RICHARD VAGUE: Yes. It was very calm and benign for about a decade after the great financial crisis. But in the last 12 to 24 months, we've seen a real uptick, particularly on the corporate side.
If I use a "green-yellow-red" scoring system, we've gone from a kind of benign green no-risk scenario to a yellow zone. If the rate of growth in debt that we're seeing today continues for another couple of years, we're going to be touching the red zone.
Broadly, where do you foresee U.S. business headed in the future?
We're obviously increasingly tied up in a death match, if I may exaggerate, with China in areas like 5G, artificial intelligence, electric vehicles, supercomputers and genetic engineering.
There are probably six or eight industries that define the future, where, unlike the past 20 or 30 years, we have a serious and very capable competitor. This means that incredible things are going to happen more rapidly going forward.
From a philosophical perspective, what do you predict?
We're entering an era where we're all about transforming ourselves. One of those arenas is genetic engineering, where astonishing things are happening.
It's going to allow us to treat disease but also do things that are ethically daunting, like define the genetics of our offspring. This is no longer science fiction. This is confronting us right now.
Inventor and futurist Ray Kurzweil and a number of other folks believe that we'll be living our lives through avatars instead of physically.
Whether that occurs or not, something close to that will happen where we transform our lives by making them increasingly digital with the ability to change attributes about ourselves.
Do you think the gene-editing technology CRISPR will be more influential despite ethical objections to it?
The ethics always lag, for better or worse. CRISPR and [technology] like that are going to be everywhere. There are dozens, if not hundreds, of FDA trials using CRISPR right at this moment, and probably more than that happening in China.
We're doing cancer treatments where CRISPR is involved.

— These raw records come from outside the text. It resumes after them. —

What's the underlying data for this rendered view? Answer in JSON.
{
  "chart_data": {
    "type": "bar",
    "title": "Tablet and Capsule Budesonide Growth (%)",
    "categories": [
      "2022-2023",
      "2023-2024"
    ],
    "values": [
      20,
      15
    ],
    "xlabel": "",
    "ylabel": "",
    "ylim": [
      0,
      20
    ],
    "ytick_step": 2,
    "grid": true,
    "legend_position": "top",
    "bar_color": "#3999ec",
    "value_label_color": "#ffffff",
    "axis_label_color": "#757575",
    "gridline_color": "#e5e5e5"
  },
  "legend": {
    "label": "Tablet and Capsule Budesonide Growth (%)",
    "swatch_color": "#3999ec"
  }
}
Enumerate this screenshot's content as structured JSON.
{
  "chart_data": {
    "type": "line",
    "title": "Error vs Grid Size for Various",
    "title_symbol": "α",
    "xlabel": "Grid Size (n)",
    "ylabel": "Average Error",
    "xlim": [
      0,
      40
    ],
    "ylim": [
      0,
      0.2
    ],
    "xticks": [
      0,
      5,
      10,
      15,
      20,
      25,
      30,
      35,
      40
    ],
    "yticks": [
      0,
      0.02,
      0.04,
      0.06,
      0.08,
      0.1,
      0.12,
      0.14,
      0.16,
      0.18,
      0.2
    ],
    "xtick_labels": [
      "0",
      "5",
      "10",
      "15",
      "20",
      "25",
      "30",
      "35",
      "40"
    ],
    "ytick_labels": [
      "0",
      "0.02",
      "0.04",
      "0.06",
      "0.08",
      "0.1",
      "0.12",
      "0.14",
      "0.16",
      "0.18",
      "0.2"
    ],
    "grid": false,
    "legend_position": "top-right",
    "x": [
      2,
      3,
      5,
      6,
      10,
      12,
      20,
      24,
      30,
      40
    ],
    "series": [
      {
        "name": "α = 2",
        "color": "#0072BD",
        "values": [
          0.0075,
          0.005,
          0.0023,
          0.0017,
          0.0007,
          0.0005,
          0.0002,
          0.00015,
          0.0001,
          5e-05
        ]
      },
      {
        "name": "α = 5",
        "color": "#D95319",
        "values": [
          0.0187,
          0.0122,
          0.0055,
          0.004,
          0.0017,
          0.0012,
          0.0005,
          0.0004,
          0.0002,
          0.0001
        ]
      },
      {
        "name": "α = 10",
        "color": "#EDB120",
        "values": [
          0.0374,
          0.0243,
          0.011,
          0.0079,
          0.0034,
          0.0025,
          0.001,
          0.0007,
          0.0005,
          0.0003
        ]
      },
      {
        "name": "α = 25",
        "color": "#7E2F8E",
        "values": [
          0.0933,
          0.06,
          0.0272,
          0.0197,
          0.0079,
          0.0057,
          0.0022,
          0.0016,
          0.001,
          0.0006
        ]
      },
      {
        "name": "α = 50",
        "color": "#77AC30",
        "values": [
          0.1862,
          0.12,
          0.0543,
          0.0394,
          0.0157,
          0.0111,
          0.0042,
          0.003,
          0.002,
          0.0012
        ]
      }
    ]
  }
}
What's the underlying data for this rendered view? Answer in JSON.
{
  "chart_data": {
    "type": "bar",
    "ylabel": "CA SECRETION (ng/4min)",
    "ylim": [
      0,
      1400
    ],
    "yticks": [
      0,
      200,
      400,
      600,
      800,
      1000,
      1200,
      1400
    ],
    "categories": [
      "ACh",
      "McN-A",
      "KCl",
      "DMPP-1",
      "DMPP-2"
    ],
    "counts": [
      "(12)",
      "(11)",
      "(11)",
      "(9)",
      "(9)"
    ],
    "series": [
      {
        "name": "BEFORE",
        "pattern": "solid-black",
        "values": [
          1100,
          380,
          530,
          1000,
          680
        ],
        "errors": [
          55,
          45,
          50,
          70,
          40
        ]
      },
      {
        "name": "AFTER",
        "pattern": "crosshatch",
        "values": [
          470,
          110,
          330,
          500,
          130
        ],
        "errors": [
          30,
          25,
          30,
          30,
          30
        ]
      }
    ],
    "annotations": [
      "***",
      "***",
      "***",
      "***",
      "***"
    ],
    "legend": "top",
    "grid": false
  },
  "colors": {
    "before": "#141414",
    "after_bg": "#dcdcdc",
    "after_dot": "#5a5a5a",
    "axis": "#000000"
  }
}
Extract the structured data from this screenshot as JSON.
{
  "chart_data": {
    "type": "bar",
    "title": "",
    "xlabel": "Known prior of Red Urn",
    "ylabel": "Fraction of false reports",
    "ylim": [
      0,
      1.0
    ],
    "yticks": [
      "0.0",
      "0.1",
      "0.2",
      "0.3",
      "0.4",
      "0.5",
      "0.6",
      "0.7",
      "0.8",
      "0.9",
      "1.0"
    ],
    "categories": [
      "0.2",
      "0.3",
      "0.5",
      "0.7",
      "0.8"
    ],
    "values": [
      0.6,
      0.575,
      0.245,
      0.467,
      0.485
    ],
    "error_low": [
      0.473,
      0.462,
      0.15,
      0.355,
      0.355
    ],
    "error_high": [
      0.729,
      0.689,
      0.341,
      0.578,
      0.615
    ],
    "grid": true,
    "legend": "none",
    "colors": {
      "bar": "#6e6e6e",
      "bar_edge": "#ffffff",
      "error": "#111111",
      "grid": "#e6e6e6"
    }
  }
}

It's all about altering the genetic structure of cells within the living body.
What's the most significant change personal computers have brought to the world of business?
What's interesting is how different this innovation is compared to those of a century or two ago.
The big inventions of the 19th century were things like railroads and the telegraph, which allow mankind to transcend time and space in a way that had never been possible in history and therefore to create enormous leaps in productivity.
All the things that had to do with the sustenance of our day-to-day lives got much cheaper and much better quickly. The things that business is starting to be about now are comfort and controversy.
Business is more about guys arguing on CNN and Fox. What we're focused on now that we're a wealthy society is far different from the things of a century ago.
But there have been huge technological advances, right?
A lot of what's going on in technology today is improving our ability to gossip and to buy things that don't mean anything.